Hysterectomy is a fairly common indication with a frequency of 4% in the region of Kandi in Benin in 2009 . In the United States, according to BROWN et al. , more than 600,000 women undergo this operation each year and it is estimated that by the age of 65, at least one in three American women will have had a hysterectomy. In our study, 59 hysterectomies were performed predominantly by the abdominal route (81.9%) with the main indications being symptomatic myomas (48.6%) and hemostasis hysterectomies (20.8%). Dossou et al.  found in Benin 44% hysterectomies for genital prolapse, 37.4% for uterine myoma and 9.3% for obstetric emergencies and the vaginal approach was 61.33%.
Sexual quality of life
In our study, sexual function was globally impaired with an average FSFI score of 14.41 ± 9.03. All areas of sexuality were affected with scores ≤ 4. Same observation made by Aerts  and Rodriguez et al. . The latter noted in a population of 100 hysterectomized patients, an FSFI score of 19.4 ± 3.6 with scores of 3.2 ± 0.9 (Desire); 3.2 ± 0.9 (excitation); 3.1 ± 0.6 (lubrication), 3.1 ± 0.7 (orgasm); 3.5 ± 1.1 (satisfaction) and 3.2 ± 1.2 (dyspareunia). Some authors report differences in sexual function depending on the approach and whether or not the cervix is preserved. Ellstrom et al.  reported that women who underwent subtotal hysterectomy had a significantly greater positive change in orgasm frequency and sexual pleasure than women with hysterectomy. As for Berlit et al. , no difference was noted.
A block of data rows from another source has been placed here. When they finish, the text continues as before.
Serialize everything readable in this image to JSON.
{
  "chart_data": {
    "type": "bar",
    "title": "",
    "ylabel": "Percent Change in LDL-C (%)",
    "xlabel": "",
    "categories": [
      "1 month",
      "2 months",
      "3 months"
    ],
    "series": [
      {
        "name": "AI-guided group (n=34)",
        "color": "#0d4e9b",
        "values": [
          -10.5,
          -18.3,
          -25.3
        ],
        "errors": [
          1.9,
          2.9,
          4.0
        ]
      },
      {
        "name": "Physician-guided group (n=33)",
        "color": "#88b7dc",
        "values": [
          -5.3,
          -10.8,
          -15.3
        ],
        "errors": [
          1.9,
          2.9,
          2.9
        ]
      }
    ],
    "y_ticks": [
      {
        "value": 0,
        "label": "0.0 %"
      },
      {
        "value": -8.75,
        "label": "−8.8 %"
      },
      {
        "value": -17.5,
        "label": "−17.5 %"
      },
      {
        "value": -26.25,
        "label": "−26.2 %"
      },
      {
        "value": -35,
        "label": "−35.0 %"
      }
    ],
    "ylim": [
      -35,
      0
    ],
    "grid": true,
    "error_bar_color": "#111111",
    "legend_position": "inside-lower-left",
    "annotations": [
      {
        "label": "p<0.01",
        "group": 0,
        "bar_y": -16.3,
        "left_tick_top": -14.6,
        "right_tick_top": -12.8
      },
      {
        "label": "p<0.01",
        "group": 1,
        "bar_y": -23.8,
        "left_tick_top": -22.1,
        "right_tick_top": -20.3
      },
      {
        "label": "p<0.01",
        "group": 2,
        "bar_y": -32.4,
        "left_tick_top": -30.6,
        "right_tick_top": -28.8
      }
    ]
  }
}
The difficulty to have an orgasm seems to be more pronounced in our series. Several authors have discussed the decline of ovarian hormones and psychological factors such as depression and body image as responsible for the decline in libido. Indeed, the hysterectomized patients who undergo an adnexectomy, have a surgical menopause. Even the hysterectomy with preservation of the appendices evolves towards an ovarian insufficiency leading to an earlier menopause.
Hysterectomy relieves women who have had surgery, but its repercussions on sexual life are important and deserve psychological preventive measures in order to ensure complete patient satisfaction.